Ele manobrou o veículo rapidamente ao mesmo tempo em que os policiais davam o alerta para sairmos com as mãos pra cima. O Impala acelerou na terra lamacenta e saiu em disparada, as sirenes vieram logo atrás.
– Tá um cheiro de cachorro molhado dentro desse carro... - comentou torcendo o nariz, enquanto dirigia com dificuldade pela estrada minúscula.
– Alguma ideia de como despistar eles? - perguntei apreensiva enquanto me virava para a janela. O loiro me encarou pelo retrovisor com um sorriso divertido.
– Já jogou GTA San Andreas? - indagou. Franzi a testa e encontrei o olhar de Sam, que de confuso passou pra apavorado, juntamente com o meu quando percebi o que o Winchester queria fazer. O veículo se aproximava a toda velocidade do viaduto.
– O que é GTA? - perguntou Castiel, logo ao meu lado, confuso e preocupado.
– Dean! Não! - exclamou Sam, tarde demais. O irmão mais velho derrapou o veículo fazendo-o se virar de lado e então o jogou contra o viaduto.

O carro caiu no asfalto com as rodas direitas e chacoalhou violentamente até se firmar no chão.
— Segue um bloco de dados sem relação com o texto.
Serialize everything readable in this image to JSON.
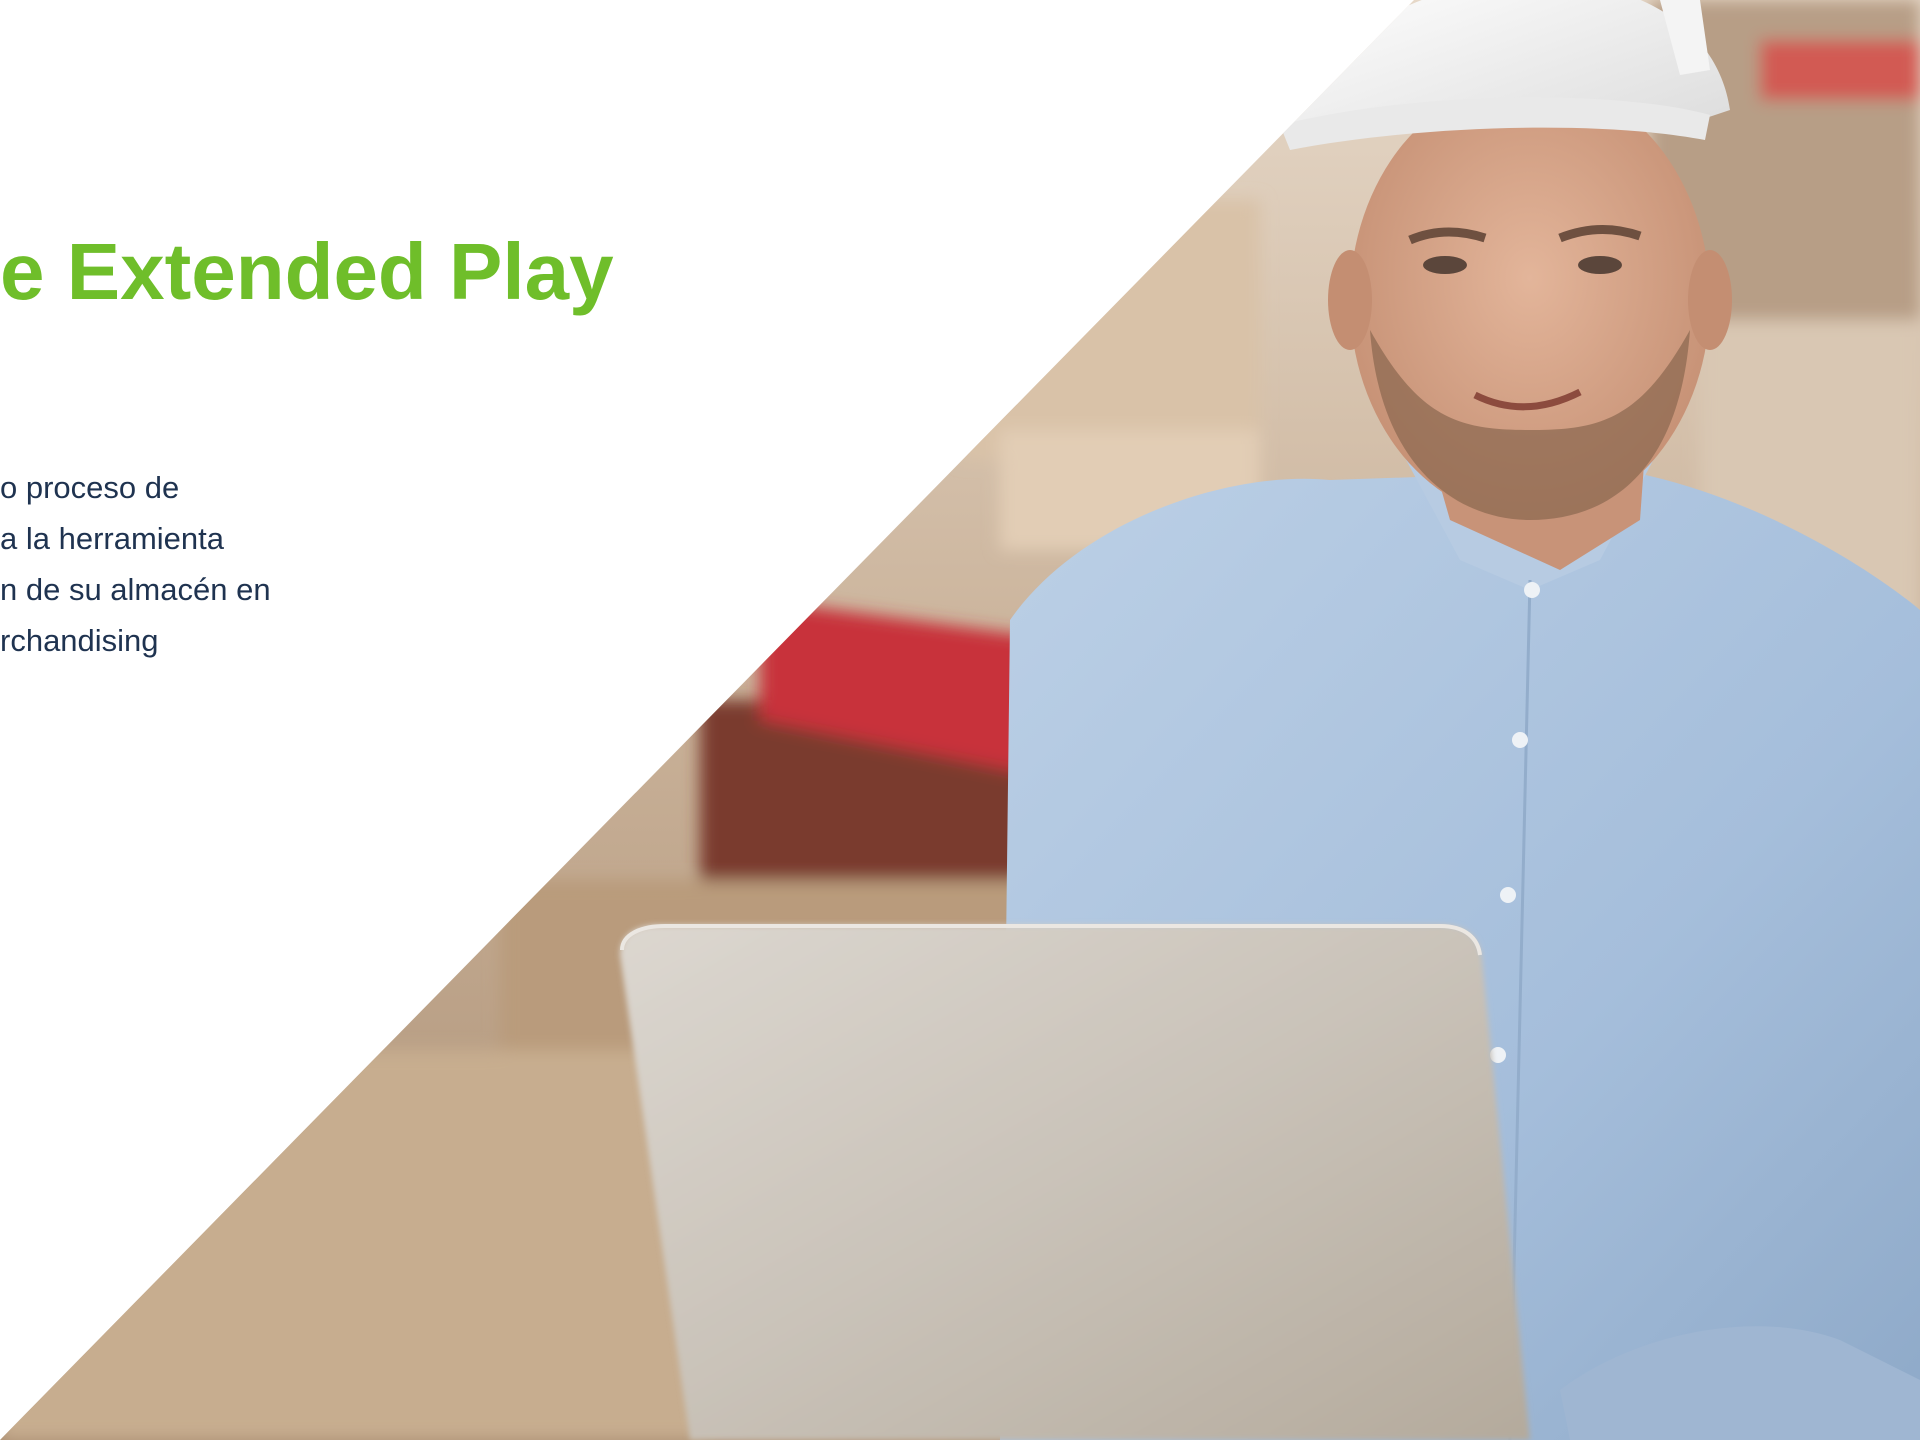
{
  "slide": {
    "title": "e Extended Play",
    "body_lines": [
      "o proceso de",
      "a la herramienta",
      "n de su almacén en",
      "rchandising"
    ]
  },
  "photo": {
    "description_icon": "warehouse-worker-photo"
  },
  "colors": {
    "title_green": "#6fbe2a",
    "body_navy": "#1f3350",
    "shirt_blue": "#a9c2dd",
    "laptop_silver": "#c9c4bd",
    "shelf_red": "#c8303a"
  }
}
Eu bati a cabeça contra o a janela, e levei a mão até o ponto dolorido, onde certamente iria levantar um calo. Sam estava tirando a cara do painel enquanto olhava furioso para o loiro irresponsável que quase nos matou. Castiel foi o único que não chacoalhou feito banana dentro do liquidificador, mas mesmo assim tinha uma expressão apavorada.
– Eu retiro o que eu disse - falou, se virando para mim - Quem dirige feito um psicopata aqui é o Dean! - em seguida se inclinou na direção dele e encostou os dedos em seu rosto.
– Qual é, sai pra lá Cass! Eu hein! - xingou o Winchester. O anjo apertou os olhos.
– Ele regrediu muito, a mentalidade é de uma criança de 12 anos - constatou, comprimindo os lábios.
– E agora? - indaguei no momento em que Sam abriu a boca pra falar alguma coisa.
– Não se preocupem, vai voltar ao normal em uma ou duas horas. - disse e então desapareceu.

Sam e eu nos encaramos enquanto Dean escancarava o volume na música Eye of Tiger que começara a tocar, buzinava e xingava os motoristas que passavam.